GENEL KURUL KONUŞMASI
Konu: Dışişleri Bakanı Mevlüt Çavuşoğlu'nun İsrail'in Kudüs'e saldırıları ve Filistin'deki gelişmelere ilişkin Hükûmet adına gündem dışı açıklaması nedeniyle İYİ Parti Grubu adına konuşması
Yasama Yılı:4
Birleşim:81
Tarih:18.05.2021

İYİ PARTİ GRUBU ADINA AHMET KAMİL EROZAN (Bursa) - Sayın Başkan, değerli milletvekilleri; yetmiş yılı aşkın bir süredir Orta Doğu'nun kanayan yarasına yeni bir sayfa eklendiği günlerdeyiz.
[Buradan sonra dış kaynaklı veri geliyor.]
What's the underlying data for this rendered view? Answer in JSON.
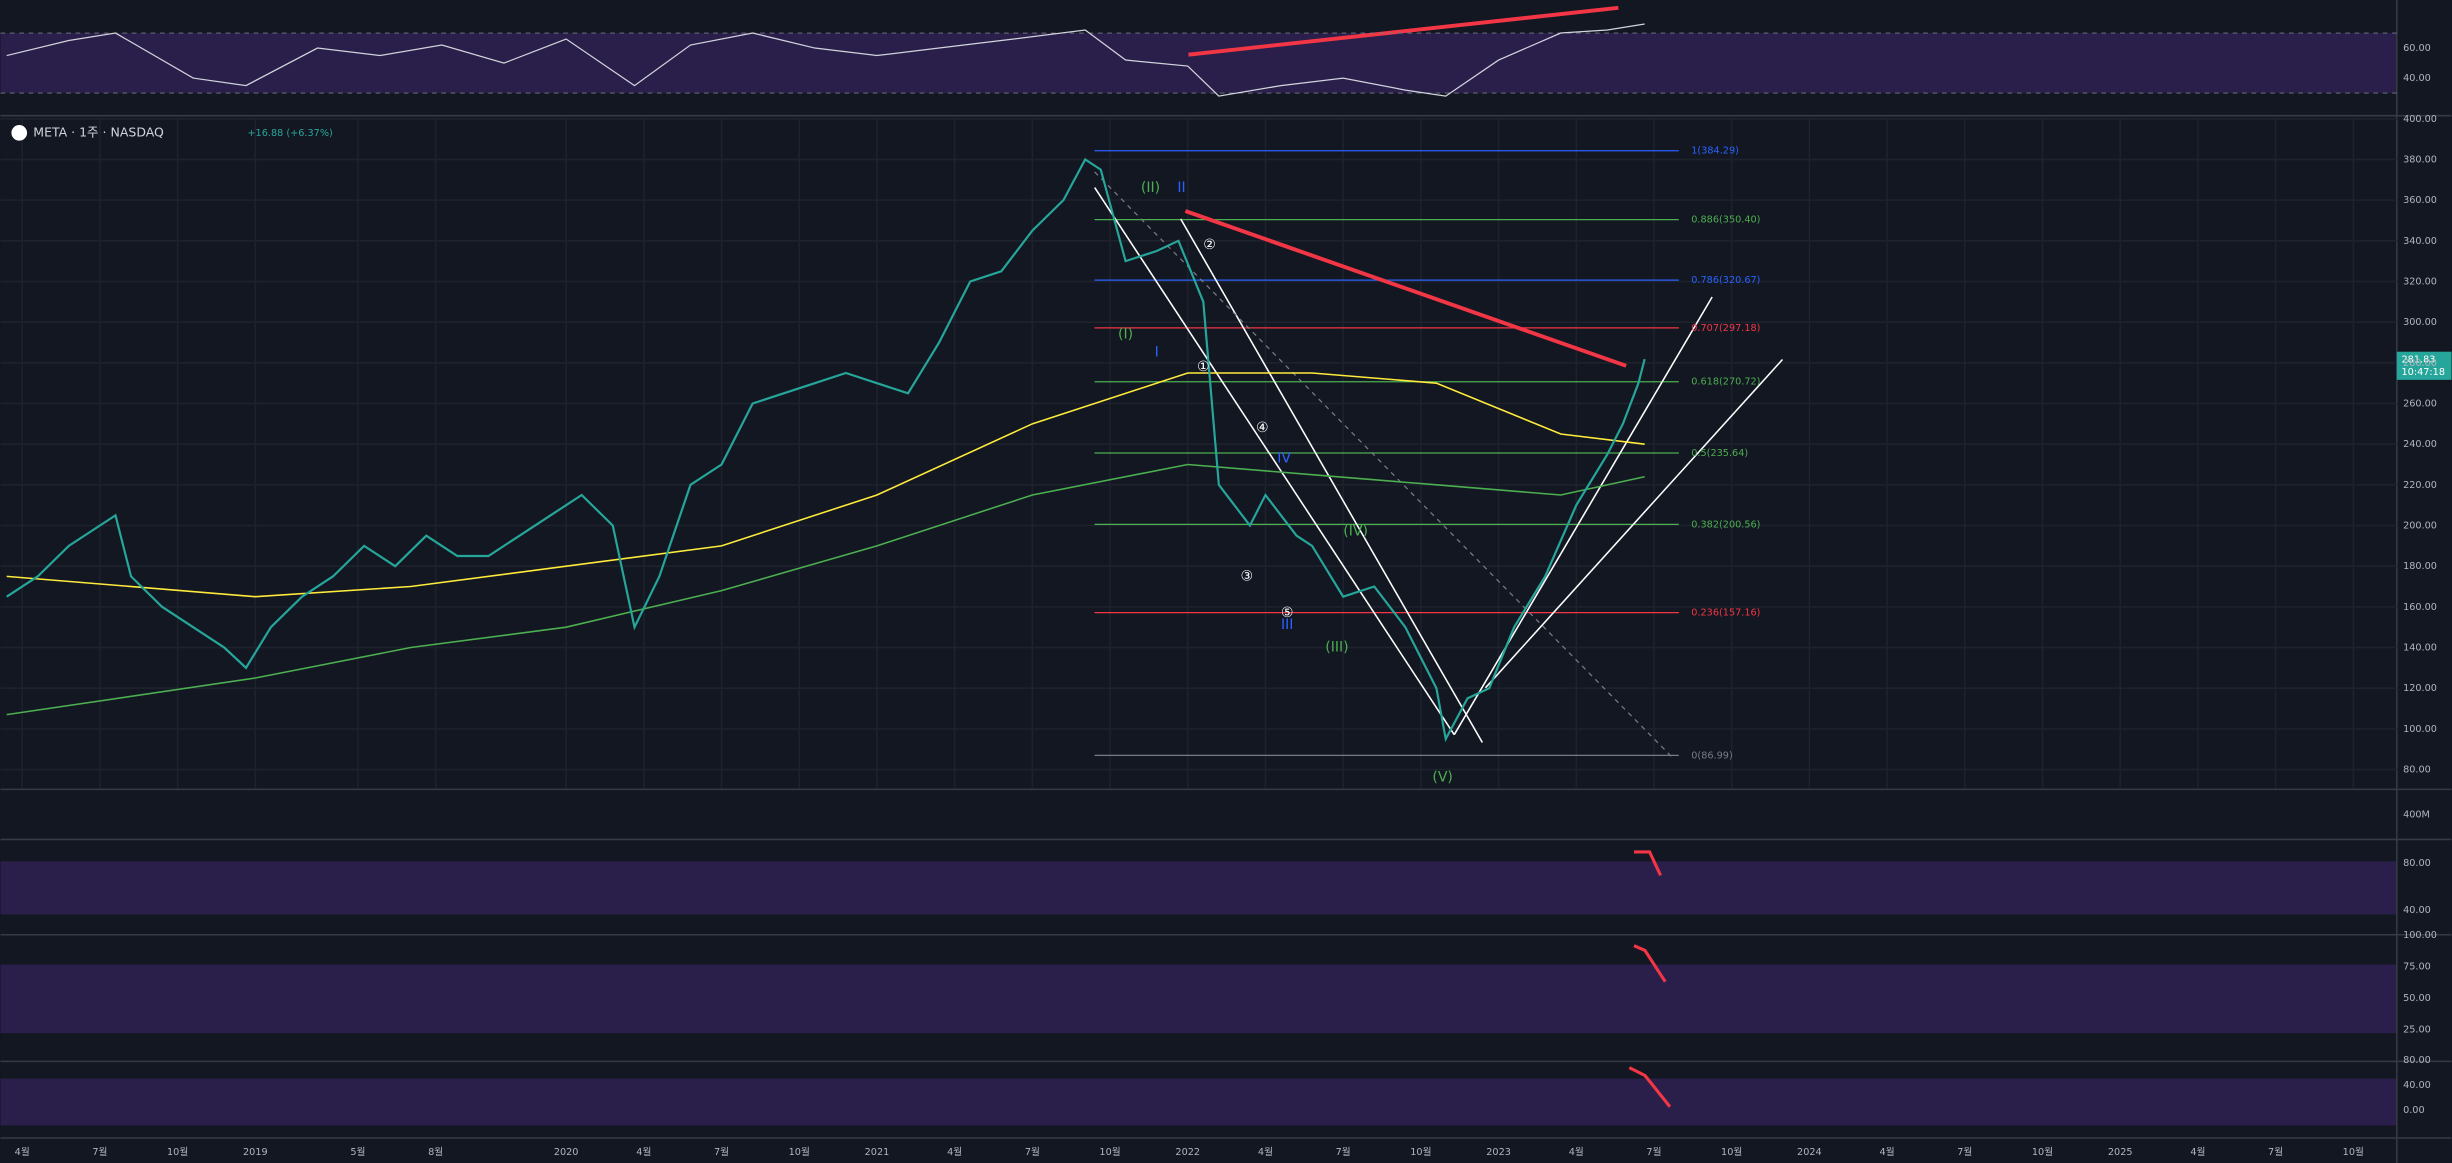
{
  "chart_data": {
    "type": "line",
    "header": {
      "symbol": "META · 1주 · NASDAQ",
      "change": "+16.88 (+6.37%)"
    },
    "last_price": {
      "value": 281.83,
      "label": "281.83",
      "time": "10:47:18"
    },
    "x": [
      2018.2,
      2018.3,
      2018.4,
      2018.5,
      2018.55,
      2018.6,
      2018.7,
      2018.8,
      2018.9,
      2018.97,
      2019.05,
      2019.15,
      2019.25,
      2019.35,
      2019.45,
      2019.55,
      2019.65,
      2019.75,
      2019.85,
      2019.95,
      2020.05,
      2020.15,
      2020.22,
      2020.3,
      2020.4,
      2020.5,
      2020.6,
      2020.7,
      2020.8,
      2020.9,
      2021.0,
      2021.1,
      2021.2,
      2021.3,
      2021.4,
      2021.5,
      2021.6,
      2021.67,
      2021.72,
      2021.8,
      2021.9,
      2021.97,
      2022.05,
      2022.1,
      2022.2,
      2022.25,
      2022.35,
      2022.4,
      2022.5,
      2022.6,
      2022.7,
      2022.8,
      2022.83,
      2022.9,
      2022.97,
      2023.05,
      2023.15,
      2023.25,
      2023.35,
      2023.4,
      2023.45,
      2023.47
    ],
    "series": [
      {
        "color": "#26a69a",
        "values": [
          165,
          175,
          190,
          200,
          205,
          175,
          160,
          150,
          140,
          130,
          150,
          165,
          175,
          190,
          180,
          195,
          185,
          185,
          195,
          205,
          215,
          200,
          150,
          175,
          220,
          230,
          260,
          265,
          270,
          275,
          270,
          265,
          290,
          320,
          325,
          345,
          360,
          380,
          375,
          330,
          335,
          340,
          310,
          220,
          200,
          215,
          195,
          190,
          165,
          170,
          150,
          120,
          95,
          115,
          120,
          150,
          175,
          210,
          235,
          250,
          270,
          281.83
        ]
      }
    ],
    "moving_averages": [
      {
        "color": "#ffeb3b",
        "x": [
          2018.2,
          2019.0,
          2019.5,
          2020.0,
          2020.5,
          2021.0,
          2021.5,
          2022.0,
          2022.4,
          2022.8,
          2023.2,
          2023.47
        ],
        "values": [
          175,
          165,
          170,
          180,
          190,
          215,
          250,
          275,
          275,
          270,
          245,
          240
        ]
      },
      {
        "color": "#4caf50",
        "x": [
          2018.2,
          2019.0,
          2019.5,
          2020.0,
          2020.5,
          2021.0,
          2021.5,
          2022.0,
          2022.4,
          2022.8,
          2023.2,
          2023.47
        ],
        "values": [
          107,
          125,
          140,
          150,
          168,
          190,
          215,
          230,
          225,
          220,
          215,
          224
        ]
      }
    ],
    "fib_levels": [
      {
        "label": "1(384.29)",
        "value": 384.29,
        "color": "#2962ff"
      },
      {
        "label": "0.886(350.40)",
        "value": 350.4,
        "color": "#4caf50"
      },
      {
        "label": "0.786(320.67)",
        "value": 320.67,
        "color": "#2962ff"
      },
      {
        "label": "0.707(297.18)",
        "value": 297.18,
        "color": "#f23645"
      },
      {
        "label": "0.618(270.72)",
        "value": 270.72,
        "color": "#4caf50"
      },
      {
        "label": "0.5(235.64)",
        "value": 235.64,
        "color": "#4caf50"
      },
      {
        "label": "0.382(200.56)",
        "value": 200.56,
        "color": "#4caf50"
      },
      {
        "label": "0.236(157.16)",
        "value": 157.16,
        "color": "#f23645"
      },
      {
        "label": "0(86.99)",
        "value": 86.99,
        "color": "#787b86"
      }
    ],
    "annotations": [
      {
        "text": "(II)",
        "x": 2021.88,
        "y": 366,
        "color": "#4caf50"
      },
      {
        "text": "(I)",
        "x": 2021.8,
        "y": 294,
        "color": "#4caf50"
      },
      {
        "text": "II",
        "x": 2021.98,
        "y": 366,
        "color": "#2962ff"
      },
      {
        "text": "I",
        "x": 2021.9,
        "y": 285,
        "color": "#2962ff"
      },
      {
        "text": "①",
        "x": 2022.05,
        "y": 278,
        "color": "#ffffff"
      },
      {
        "text": "②",
        "x": 2022.07,
        "y": 338,
        "color": "#ffffff"
      },
      {
        "text": "④",
        "x": 2022.24,
        "y": 248,
        "color": "#ffffff"
      },
      {
        "text": "③",
        "x": 2022.19,
        "y": 175,
        "color": "#ffffff"
      },
      {
        "text": "⑤",
        "x": 2022.32,
        "y": 157,
        "color": "#ffffff"
      },
      {
        "text": "IV",
        "x": 2022.31,
        "y": 233,
        "color": "#2962ff"
      },
      {
        "text": "III",
        "x": 2022.32,
        "y": 151,
        "color": "#2962ff"
      },
      {
        "text": "(IV)",
        "x": 2022.54,
        "y": 197,
        "color": "#4caf50"
      },
      {
        "text": "(III)",
        "x": 2022.48,
        "y": 140,
        "color": "#4caf50"
      },
      {
        "text": "(V)",
        "x": 2022.82,
        "y": 76,
        "color": "#4caf50"
      }
    ],
    "xlim": [
      2018.18,
      2025.89
    ],
    "xticks": [
      {
        "value": 2018.25,
        "label": "4월"
      },
      {
        "value": 2018.5,
        "label": "7월"
      },
      {
        "value": 2018.75,
        "label": "10월"
      },
      2019,
      {
        "value": 2019.33,
        "label": "5월"
      },
      {
        "value": 2019.58,
        "label": "8월"
      },
      2020,
      {
        "value": 2020.25,
        "label": "4월"
      },
      {
        "value": 2020.5,
        "label": "7월"
      },
      {
        "value": 2020.75,
        "label": "10월"
      },
      2021,
      {
        "value": 2021.25,
        "label": "4월"
      },
      {
        "value": 2021.5,
        "label": "7월"
      },
      {
        "value": 2021.75,
        "label": "10월"
      },
      2022,
      {
        "value": 2022.25,
        "label": "4월"
      },
      {
        "value": 2022.5,
        "label": "7월"
      },
      {
        "value": 2022.75,
        "label": "10월"
      },
      2023,
      {
        "value": 2023.25,
        "label": "4월"
      },
      {
        "value": 2023.5,
        "label": "7월"
      },
      {
        "value": 2023.75,
        "label": "10월"
      },
      2024,
      {
        "value": 2024.25,
        "label": "4월"
      },
      {
        "value": 2024.5,
        "label": "7월"
      },
      {
        "value": 2024.75,
        "label": "10월"
      },
      2025,
      {
        "value": 2025.25,
        "label": "4월"
      },
      {
        "value": 2025.5,
        "label": "7월"
      },
      {
        "value": 2025.75,
        "label": "10월"
      }
    ],
    "ylim": [
      71,
      400
    ],
    "yticks": [
      {
        "value": 80,
        "label": "80.00"
      },
      {
        "value": 100,
        "label": "100.00"
      },
      {
        "value": 120,
        "label": "120.00"
      },
      {
        "value": 140,
        "label": "140.00"
      },
      {
        "value": 160,
        "label": "160.00"
      },
      {
        "value": 180,
        "label": "180.00"
      },
      {
        "value": 200,
        "label": "200.00"
      },
      {
        "value": 220,
        "label": "220.00"
      },
      {
        "value": 240,
        "label": "240.00"
      },
      {
        "value": 260,
        "label": "260.00"
      },
      {
        "value": 280,
        "label": "280.00"
      },
      {
        "value": 300,
        "label": "300.00"
      },
      {
        "value": 320,
        "label": "320.00"
      },
      {
        "value": 340,
        "label": "340.00"
      },
      {
        "value": 360,
        "label": "360.00"
      },
      {
        "value": 380,
        "label": "380.00"
      },
      {
        "value": 400,
        "label": "400.00"
      }
    ],
    "rsi": {
      "x": [
        2018.2,
        2018.4,
        2018.55,
        2018.8,
        2018.97,
        2019.2,
        2019.4,
        2019.6,
        2019.8,
        2020.0,
        2020.22,
        2020.4,
        2020.6,
        2020.8,
        2021.0,
        2021.2,
        2021.4,
        2021.67,
        2021.8,
        2022.0,
        2022.1,
        2022.3,
        2022.5,
        2022.7,
        2022.83,
        2023.0,
        2023.2,
        2023.35,
        2023.47
      ],
      "values": [
        55,
        65,
        70,
        40,
        35,
        60,
        55,
        62,
        50,
        66,
        35,
        62,
        70,
        60,
        55,
        60,
        65,
        72,
        52,
        48,
        28,
        35,
        40,
        32,
        28,
        52,
        70,
        72,
        76
      ],
      "ylim": [
        16,
        92
      ],
      "yticks": [
        {
          "value": 40,
          "label": "40.00"
        },
        {
          "value": 60,
          "label": "60.00"
        }
      ],
      "band": [
        30,
        70
      ]
    },
    "volume_label": "400M",
    "panel3_ticks": [
      {
        "value": 80,
        "label": "80.00"
      },
      {
        "value": 40,
        "label": "40.00"
      }
    ],
    "panel4_ticks": [
      {
        "value": 100,
        "label": "100.00"
      },
      {
        "value": 75,
        "label": "75.00"
      },
      {
        "value": 50,
        "label": "50.00"
      },
      {
        "value": 25,
        "label": "25.00"
      }
    ],
    "panel5_ticks": [
      {
        "value": 0,
        "label": "0.00"
      },
      {
        "value": 80,
        "label": "80.00"
      },
      {
        "value": 40,
        "label": "40.00"
      }
    ]
  }
}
Biraz evvel Sayın Bakanın da ifade ettiği gibi, Kudüs'ün Şeyh Cerrah Mahallesi'nde bazı ailelerin mahkeme kararlarıyla evlerinden edilmeleriyle başlayan, arkasından, bu ev sahiplerinin kendi evlerine giremediklerinden kapı önünde iftar eda etmeye çalışmalarına polisin müdahalesi, polisin, ardından Mescid-i Aksa'ya girmesiyle başlayan gerginlik maalesef neredeyse yarı bir savaş hâline dönüşmüştür. İsrail güvenlik güçleri kadar, radikal ve silahlı yerleşimcilerin de konuya müdahil olmasıyla birlikte yoğunlaşan çatışmalarda ölen ve yaralananlar olmuş, İsrail birlikleri, Kudüs'e 10 bini aşan sayıda müdahale etmişlerdir. Gazze'den yapılan roket atışlarına karşı, İsrail, Gazze'nin kuzeyini hedef alan top atışları ve hava harekâtlarıyla cevap vermiş, çatışmaların boyutları bazılarına göre "üçüncü intifada" olarak tanımlanacak bir boyuta erişmiştir.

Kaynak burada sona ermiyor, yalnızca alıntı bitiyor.